Though I will always prefer the written word (because a thousand well crafted words says far more than an hour of podcasting in a fraction of the time), there is massive demand for high quality online video content. This is how people like to engage. Politics, like it or not, is a form of entertainment. YouTube lectures and debates are popular content. New Culture Forum is good at this. We need to see more of that.
But politics is also a social pursuit. There is no movement without real human interaction. But there is also no national movement if the bulk of the social activity is in London. If we’re going relight the fires of conservatism throughout the land, then conservatism has to hit the road. We need high profile events in Huddersfield, Hull, Liverpool and Middlesbrough. We have to go where we are not traditionally wanted and remind people that true conservatism is innate to the national psyche. Lecture halls of the former polytechnics are where the new movement comes to life.
People keep talking about setting up a new party, but in truth, that’s the last thing we need. We already have a morass of competing organisations, each of them lacking a coherent intellectual framework. We should not waste our energies advancing one over the other. We simply need to elevate the winning ideas and let them find their own path to power through critical mass. As such, we need to build the flanking organisations that will give entryists the contacts, ideas and motivation to take us back to power.
Ultimately the new conservatism will find its own way into the party by being the obvious remedy, providing answers where populism doesn’t. It’s all the things that could and should have been done with an eighty seat conservative majority. Provide the intellectual template, and trust the people will do the rest.
That is very true, but you need to join your association to exert some influence. Most associations are crying out for people to take an active interest. By that I mean taking on an official role. In my experience the association administrator (paid role) guards association membership details (GDPR) like a tiger so it's v difficult to get alternative ideas out there. I know there is a keen interest from some members I know to unseat our current MP, but finding them to get the required 10% to force a vote is not easy, and, as you say, most go along with the chairman's recommendation. It requires dedicated hard work and a thick skin to take it on.
CCHQ and MPs tend to regard you as foot soldiers to raise money and deliver leaflets. If by signing up as a member you resist that and start trying to change things from within, it must be the way to go. It will take time and patience, it will be frustrating, but it has to be done.
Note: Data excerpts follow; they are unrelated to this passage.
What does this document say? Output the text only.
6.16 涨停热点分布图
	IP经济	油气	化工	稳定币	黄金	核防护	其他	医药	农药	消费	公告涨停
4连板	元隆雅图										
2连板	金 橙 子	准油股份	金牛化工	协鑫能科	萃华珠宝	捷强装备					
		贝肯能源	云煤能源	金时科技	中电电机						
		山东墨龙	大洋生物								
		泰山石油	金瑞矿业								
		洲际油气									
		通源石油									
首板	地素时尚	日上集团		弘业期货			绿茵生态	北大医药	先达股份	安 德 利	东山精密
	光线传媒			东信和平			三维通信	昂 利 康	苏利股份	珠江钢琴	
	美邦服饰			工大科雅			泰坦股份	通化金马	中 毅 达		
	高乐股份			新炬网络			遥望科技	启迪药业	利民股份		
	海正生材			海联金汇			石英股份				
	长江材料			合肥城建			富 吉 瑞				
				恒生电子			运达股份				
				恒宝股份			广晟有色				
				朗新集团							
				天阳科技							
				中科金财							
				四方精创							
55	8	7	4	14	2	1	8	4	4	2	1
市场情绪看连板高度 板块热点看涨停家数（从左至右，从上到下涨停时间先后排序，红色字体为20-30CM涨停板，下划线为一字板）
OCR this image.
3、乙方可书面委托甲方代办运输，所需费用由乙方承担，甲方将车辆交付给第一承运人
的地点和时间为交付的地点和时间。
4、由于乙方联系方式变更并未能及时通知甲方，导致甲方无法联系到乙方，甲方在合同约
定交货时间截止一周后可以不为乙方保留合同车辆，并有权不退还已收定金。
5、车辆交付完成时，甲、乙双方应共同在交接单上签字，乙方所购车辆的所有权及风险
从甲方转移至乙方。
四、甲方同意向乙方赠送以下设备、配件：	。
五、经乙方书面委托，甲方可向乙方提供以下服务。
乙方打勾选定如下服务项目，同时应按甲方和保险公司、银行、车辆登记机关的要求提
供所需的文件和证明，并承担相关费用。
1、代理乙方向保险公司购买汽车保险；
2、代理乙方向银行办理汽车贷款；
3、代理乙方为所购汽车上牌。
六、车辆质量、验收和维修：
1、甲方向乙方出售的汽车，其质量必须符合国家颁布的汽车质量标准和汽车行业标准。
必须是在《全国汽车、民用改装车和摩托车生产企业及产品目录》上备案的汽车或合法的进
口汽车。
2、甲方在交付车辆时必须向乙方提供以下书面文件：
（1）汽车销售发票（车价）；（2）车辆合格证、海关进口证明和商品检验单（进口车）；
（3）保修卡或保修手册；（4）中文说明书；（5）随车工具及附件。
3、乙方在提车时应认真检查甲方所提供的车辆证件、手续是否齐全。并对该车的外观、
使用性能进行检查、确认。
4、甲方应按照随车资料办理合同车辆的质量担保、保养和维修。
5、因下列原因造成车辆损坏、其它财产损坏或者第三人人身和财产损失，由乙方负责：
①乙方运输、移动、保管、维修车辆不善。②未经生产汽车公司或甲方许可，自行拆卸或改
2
I'm only very sorry not to have tried harder before Sunak called the election, thinking we had an autumn election in the office. Thwarted now and stuck with a ridiculously woke candidate who upset many locals whilst he was MP.
I had thought that the post-Brexit shake-out had purged the Tories of wets and turned them back into proper right wing party. How deluded I was. The party is infested with wet rot. As such, I wish nothing but pain and misery for the Conservative Party. In the meantime, I cannot see any potential saviour of conservatism in this country. Such a person needs to emerge soon because we are circling the plughole.